遺伝性疾患のAIによる診断、現状と課題が明らかに

遺伝性疾患プラス編集部

POINT

  1. 63の遺伝性疾患について10種類のAI(大規模言語モデル)の診断精度を検証した
  2. 教科書的な症状の記述からは高精度で診断できたが患者さんの記述では精度が著しく低下した
  3. 医療現場での実用化にはまだ改善が必要

最高性能のLLM(GPT-4)は教科書的な質問に対し90%の正確性

米国国立衛生研究所(NIH)は、人工知能(AI)ツールを用いた遺伝性疾患の診断について、「教科書的な症状の記述」からは正確な診断を導き出せる一方で、「患者さん自身による症状についての記述」を分析すると診断精度が大幅に低下することを発見したと発表しました。医療現場でAIツールを診断や患者さんの質問回答に活用するには、現状、まだ改善が必要な状況ということです。

NIHの研究グループは、大量のテキストデータで訓練された「大規模言語モデル(LLM)」と呼ばれる種類のAIを用いて研究を行いました。LLMは、医療分野での活用が期待されています。というのは、質問を分析して回答する能力を持ち、しばしばユーザーフレンドリーなインターフェースを備えているからです。

研究には、ChatGPTの最新バージョン2つを含む10種類のLLMを用いました。また、研究グループは医学書やその他の参考資料をもとに、63種類の遺伝的疾患に関する質問を設計しました。この中には、鎌状赤血球症嚢胞性線維症マルファン症候群などのよく知られた疾患のほか、多くの希少遺伝的疾患も含まれていました。これらの疾患は、患者さんによって症状がさまざまですが、研究では最も一般的な3~5つの症状を選び、「私にはX、Y、Zの症状があります。最も可能性の高い遺伝性疾患は何ですか?」という形で質問を作りました。

これらの質問をLLMに投げかけてみたところ、正しい回答を導き出す能力はLLMの種類によって大きな幅がありました。精度の幅は21~90%で、最も成績が良かったモデルはChatGPT-4でした。この精度の違いは、LLMの訓練に用いられているデータの量と相関していました。最小のLLMでも数十億のパラメータがありますが、最大のLLMには1兆を超えるパラメータがあります。研究グループはその後の実験で、多くの低パフォーマンスLLMで精度を向上させることができました。そして全体的に、LLMは非AI技術(標準的なGoogle検索など)よりも正確な回答を導き出せました。

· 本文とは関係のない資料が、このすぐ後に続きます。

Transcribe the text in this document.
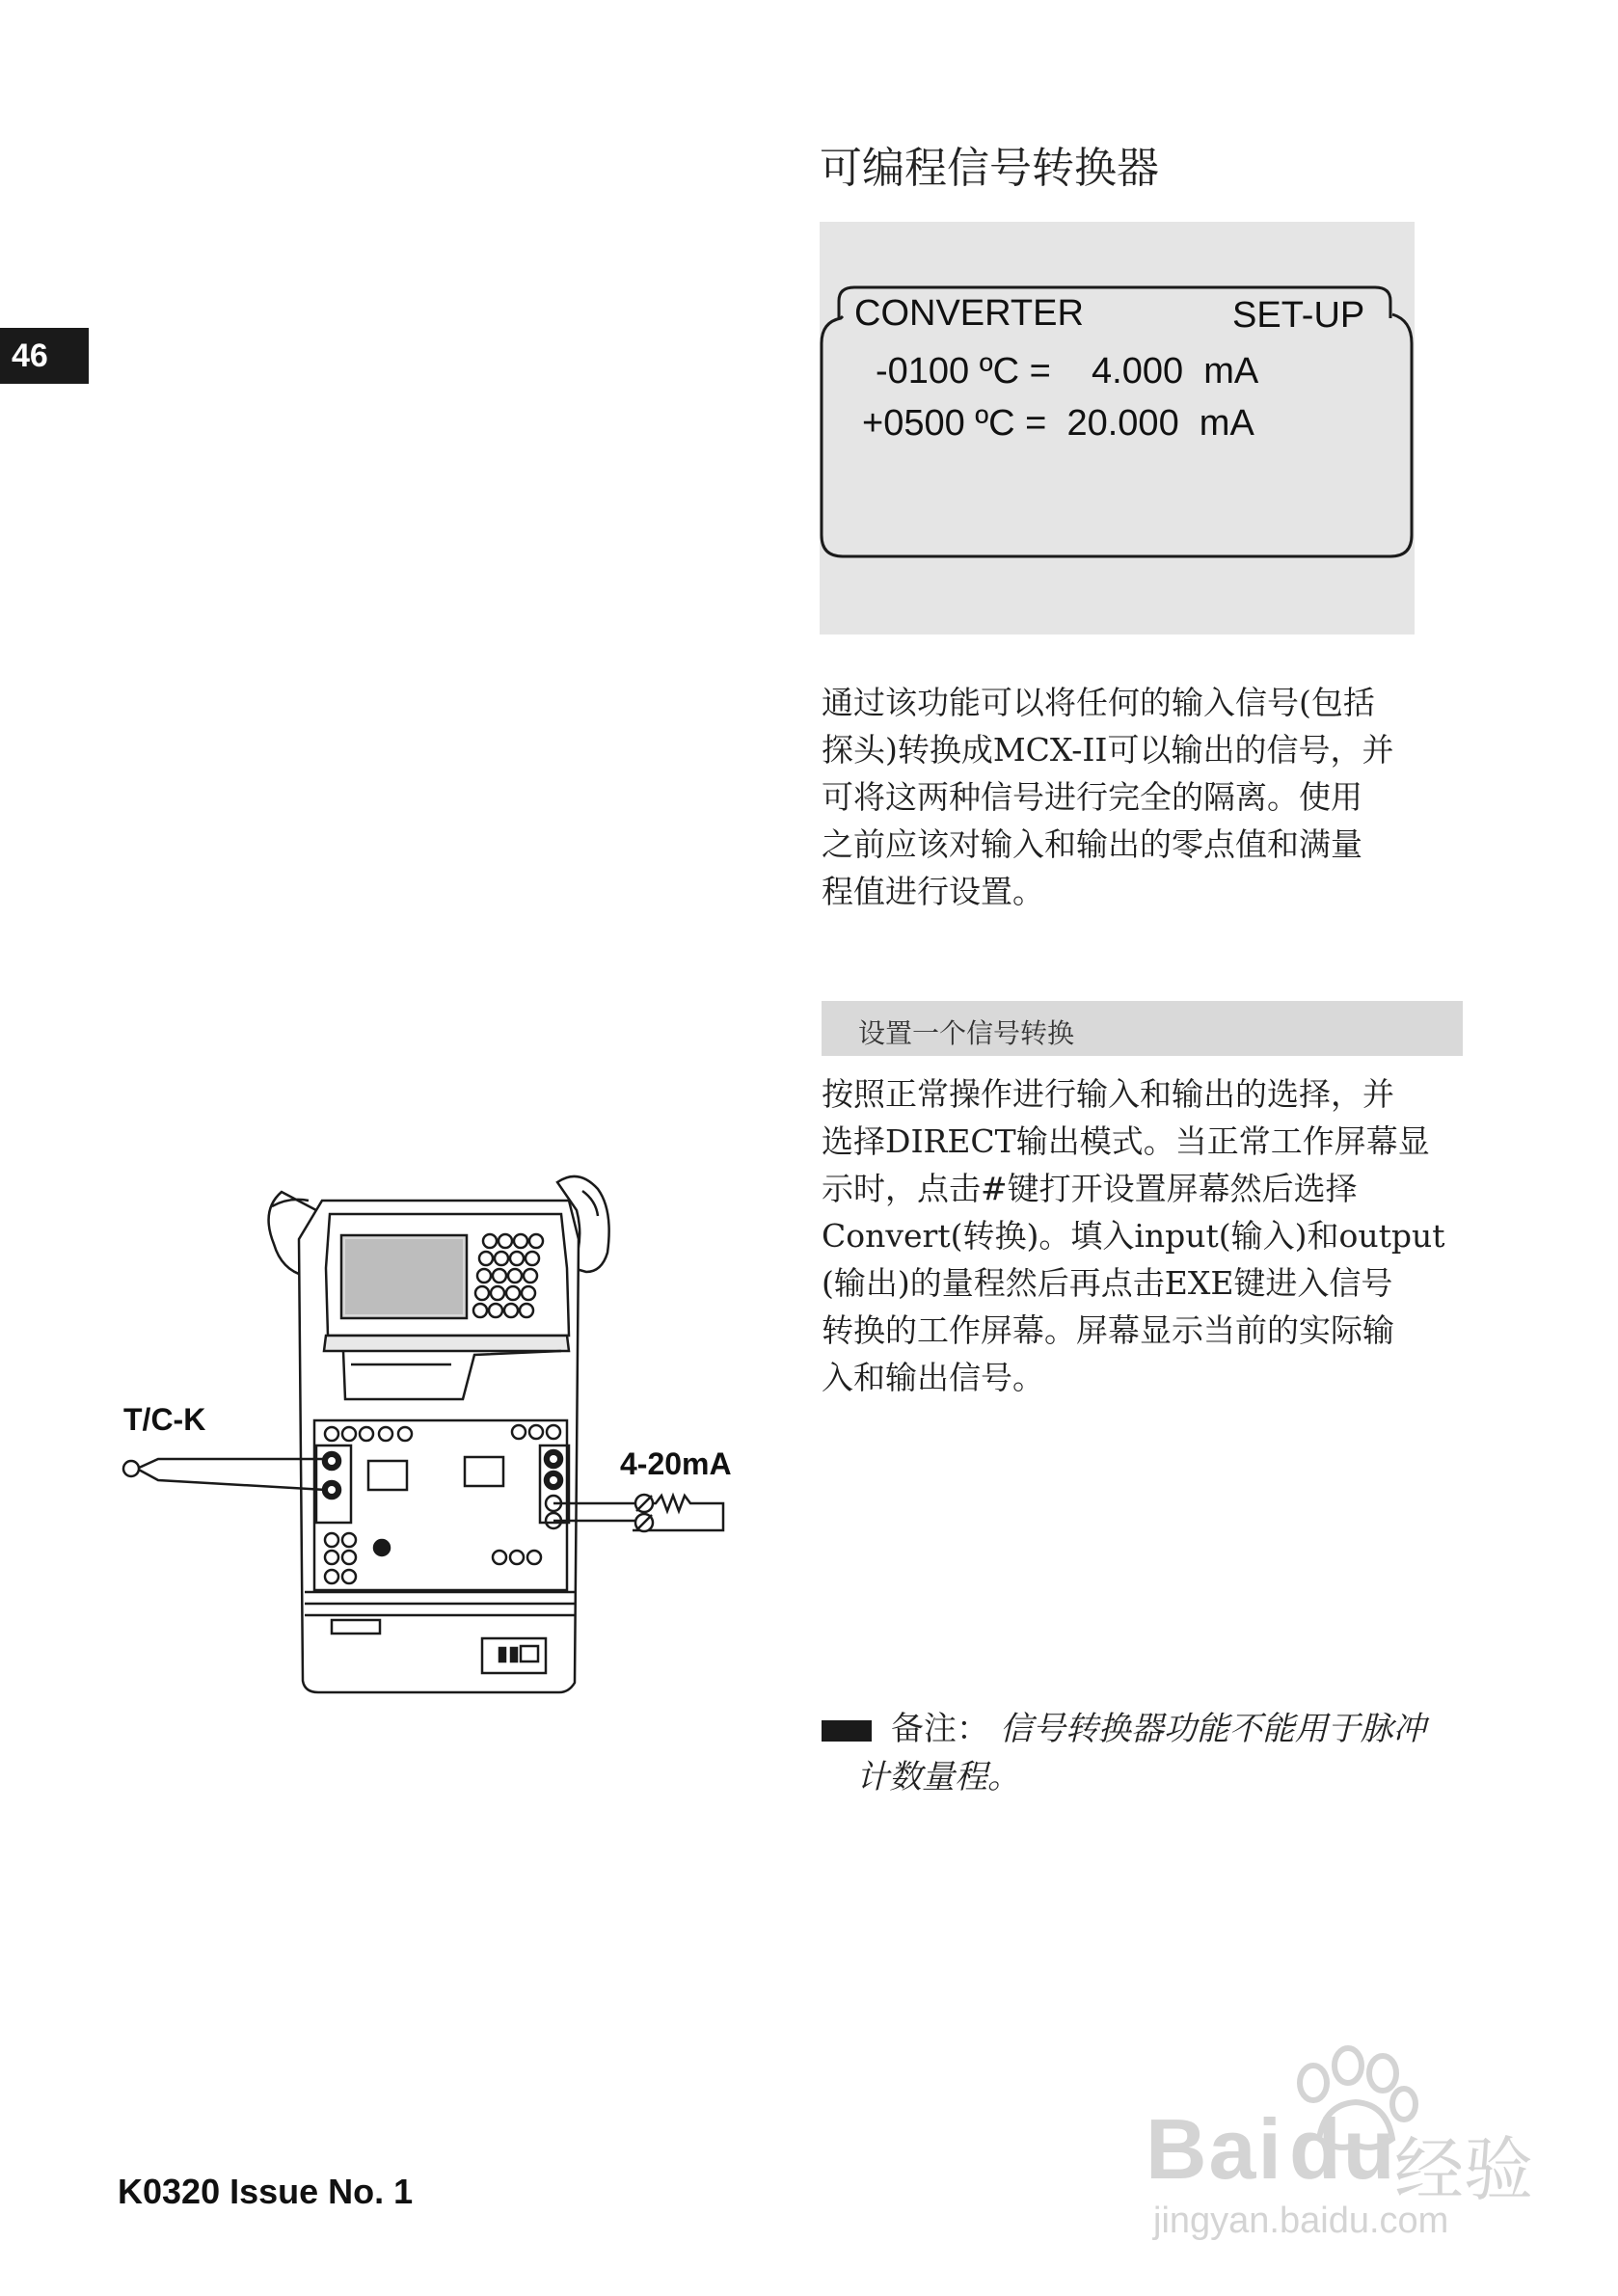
46
可编程信号转换器
CONVERTER	SET-UP
-0100 ºC =    4.000  mA
+0500 ºC =  20.000  mA

通过该功能可以将任何的输入信号(包括

探头)转换成MCX-II可以输出的信号，并

可将这两种信号进行完全的隔离。使用

之前应该对输入和输出的零点值和满量

程值进行设置。

设置一个信号转换

按照正常操作进行输入和输出的选择，并

选择DIRECT输出模式。当正常工作屏幕显

示时，点击#键打开设置屏幕然后选择

Convert(转换)。填入input(输入)和output

(输出)的量程然后再点击EXE键进入信号

转换的工作屏幕。屏幕显示当前的实际输

入和输出信号。

T/C-K
4-20mA
备注： 信号转换器功能不能用于脉冲
计数量程。
K0320 Issue No. 1	Baidu
经验
jingyan.baidu.com
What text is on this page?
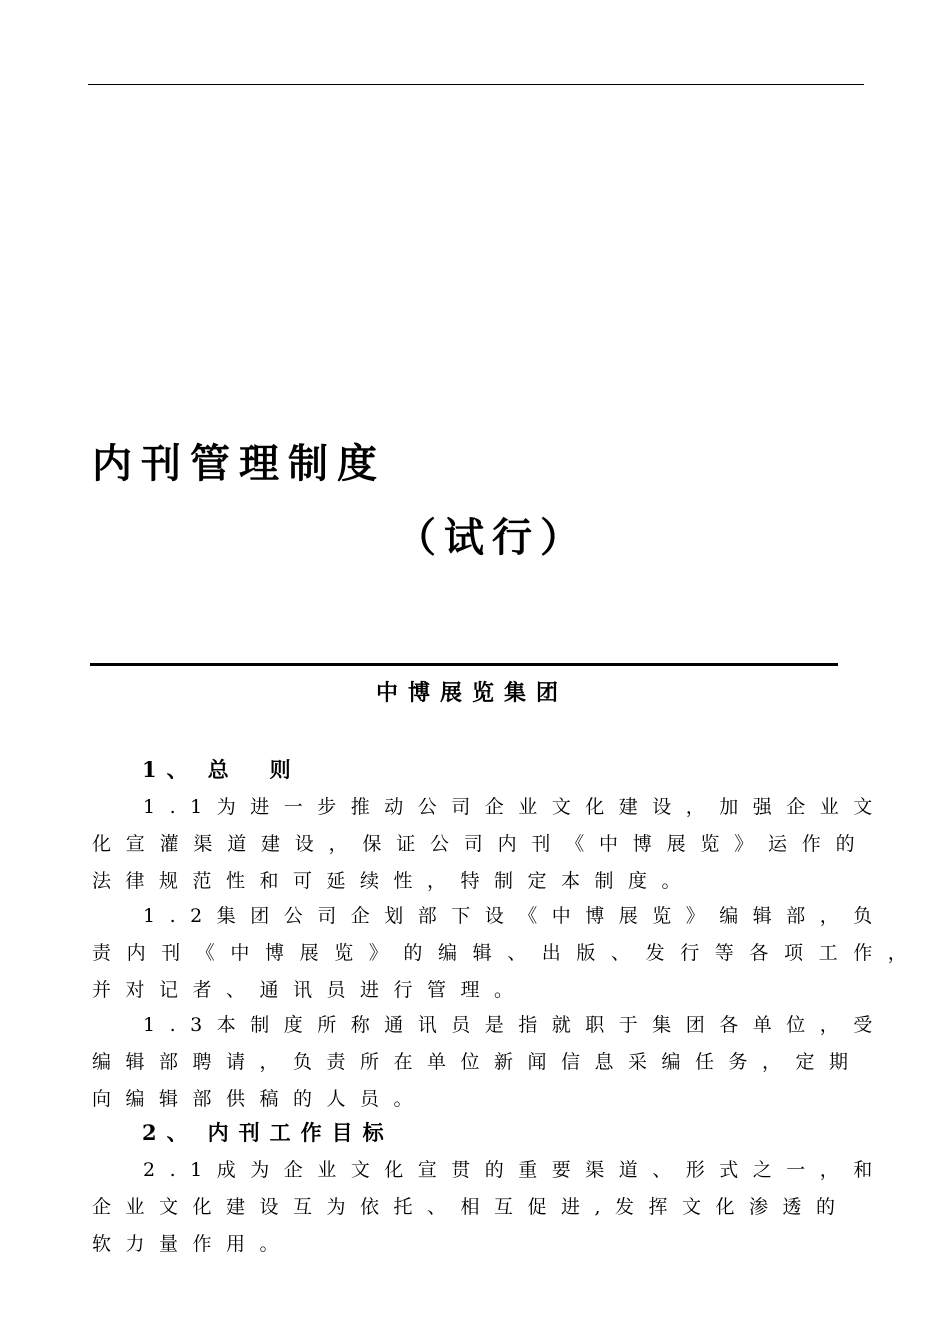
内刊管理制度
（试行）
中博展览集团
1、 总　则
1.1为进一步推动公司企业文化建设，加强企业文
化宣灌渠道建设，保证公司内刊《中博展览》运作的
法律规范性和可延续性，特制定本制度。
1.2集团公司企划部下设《中博展览》编辑部，负
责内刊《中博展览》的编辑、出版、发行等各项工作，
并对记者、通讯员进行管理。
1.3本制度所称通讯员是指就职于集团各单位，受
编辑部聘请，负责所在单位新闻信息采编任务，定期
向编辑部供稿的人员。
2、 内刊工作目标
2.1成为企业文化宣贯的重要渠道、形式之一，和
企业文化建设互为依托、相互促进,发挥文化渗透的
软力量作用。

患者さんのさまざまな言い回しや書きぶり、背景の多様性に対応することが課題

研究グループはさらなる精度向上のために、さまざまな方法で最適化を試みました。その中には、医学用語をより一般的な言葉に置き換えることも含まれていました。例えば、子どもが「大頭症」であると記述する代わりに、「頭が大きい」と表現しました。これは、患者さんやケアギバーの方などが医師に症状を説明する際の言い方により近いものだからです。この結果、全体的に、医学的な言葉を使わないで説明をすると、精度は低下しました。ただし、一般的な言語を使用しても、10個中7個のLLMはGoogle検索よりも高い精度を保ちました。

研究グループは次に、実際の患者さんからの情報を用いた場合のLLMの有用性を調べるために、NIH臨床センターにかかっている患者さんに、自身の遺伝性疾患と症状について短く書いたものを提出してくださいとお願いしました。提出された症状に関する文章は、1文のものから数段落のものまであり、内容もさまざまでした。これらをLLMに投げかけてみたところ、最もパフォーマンスの高いLLMでも正確な診断を下せたのはわずか21%でした。多くのLLMのパフォーマンスはそれよりずっと低く、精度は1%程度でした。

NIH臨床センターにかかっている患者さんは、極めてまれな症状を抱えていることが多いため、患者さんが症状について書いたものをLLMで診断させるのは、もともとLLMが十分な情報を持っていないために困難であった可能性が考えられました。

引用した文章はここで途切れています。